Japan Revises Special Residence Permit Guidelines for Foreign Nationals

Yomiuri Shimbun file photo
The building that houses the Immigration Services Agency in Chiyoda Ward, Tokyo

TOKYO (Jiji Press) — The Immigration Services Agency released on Tuesday revised guidelines on granting special residence permit to foreign nationals subject to deportation.

Under the revised guidelines, the agency will positively consider the need to protect the interests of such foreigners’ children living with their families in Japan. The use of the revised guidelines will start when the country’s revised immigration control and refugee recognition law takes effect as early as June.

A justice minister, at his or her discretion, can grant special residence permit to foreign nationals who are subject to deportation due to reasons such as illegal residency to stay in the country as an exceptional measure by taking various factors into consideration.

As such factors, the revised immigration control and refugee recognition law, enacted last June, cites family circumstances and behavioral issues, among others.
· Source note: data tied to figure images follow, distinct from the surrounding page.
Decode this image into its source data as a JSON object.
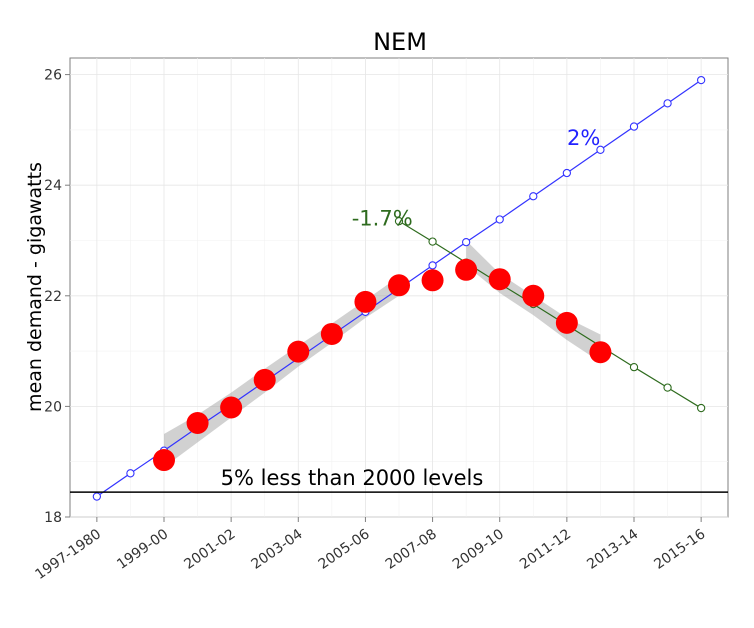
{
  "chart_data": {
    "type": "line",
    "title": "NEM",
    "ylabel": "mean demand - gigawatts",
    "xlabel": "",
    "ylim": [
      18,
      26.3
    ],
    "yticks": [
      18,
      20,
      22,
      24,
      26
    ],
    "xtick_labels": [
      "1997-1980",
      "1999-00",
      "2001-02",
      "2003-04",
      "2005-06",
      "2007-08",
      "2009-10",
      "2011-12",
      "2013-14",
      "2015-16"
    ],
    "grid": true,
    "series": [
      {
        "color": "#3333ff",
        "marker": "open-circle",
        "x": [
          0,
          1,
          2,
          3,
          4,
          5,
          6,
          7,
          8,
          9,
          10,
          11,
          12,
          13,
          14,
          15,
          16,
          17,
          18
        ],
        "values": [
          18.37,
          18.79,
          19.2,
          19.62,
          20.03,
          20.45,
          20.87,
          21.29,
          21.71,
          22.13,
          22.55,
          22.97,
          23.38,
          23.8,
          24.22,
          24.64,
          25.06,
          25.48,
          25.9
        ]
      },
      {
        "color": "#2e6b1e",
        "marker": "open-circle",
        "x": [
          9,
          10,
          11,
          12,
          13,
          14,
          15,
          16,
          17,
          18
        ],
        "values": [
          23.35,
          22.98,
          22.6,
          22.22,
          21.85,
          21.47,
          21.09,
          20.71,
          20.34,
          19.97
        ]
      },
      {
        "color": "#ff0000",
        "marker": "filled-circle",
        "x": [
          2,
          3,
          4,
          5,
          6,
          7,
          8,
          9,
          10,
          11,
          12,
          13,
          14,
          15
        ],
        "values": [
          19.03,
          19.7,
          19.98,
          20.48,
          20.99,
          21.31,
          21.89,
          22.19,
          22.28,
          22.47,
          22.3,
          22.0,
          21.51,
          20.98
        ]
      }
    ],
    "smooth_bands": [
      {
        "color": "#999999",
        "x": [
          2,
          3,
          4,
          5,
          6,
          7,
          8,
          9
        ],
        "lower": [
          18.9,
          19.35,
          19.8,
          20.25,
          20.72,
          21.15,
          21.6,
          22.0
        ],
        "upper": [
          19.5,
          19.85,
          20.25,
          20.68,
          21.1,
          21.5,
          21.92,
          22.35
        ]
      },
      {
        "color": "#999999",
        "x": [
          11,
          12,
          13,
          14,
          15
        ],
        "lower": [
          22.55,
          22.05,
          21.65,
          21.2,
          20.8
        ],
        "upper": [
          23.0,
          22.4,
          22.0,
          21.6,
          21.3
        ]
      }
    ],
    "hline": {
      "y": 18.45,
      "label": "5% less than 2000 levels"
    },
    "annotations": [
      {
        "text": "2%",
        "x": 14.5,
        "y": 24.85,
        "color": "#2222ff"
      },
      {
        "text": "-1.7%",
        "x": 8.5,
        "y": 23.4,
        "color": "#2e6b1e"
      }
    ]
  }
}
Detailing such factors, the revised guidelines stipulate that the agency, in deciding whether to grant special residence permit, will positively consider circumstances such as children having received education in Japan for a certain period of time and parents being integrated well into society.

On the other hand, a long period of illegal stay was newly added to the guidelines as a negative factor in considering whether to give special residence permit. The agency will consider granting special residence permit if positive factors clearly outweigh negative factors, according to the guidelines.

In August last year, then Justice Minister Ken Saito showed the government’s plan to give special residence permit to foreign children who were born and raised in Japan but do not have resident status as an exceptional measure under certain conditions, such their family members having no serious criminal records.

Meanwhile, an official of the agency denied the view that the revised guidelines are intended to expand the scope of foreigners given special residence permit and that there is no change in the government’s way of deciding whether to grant the permit.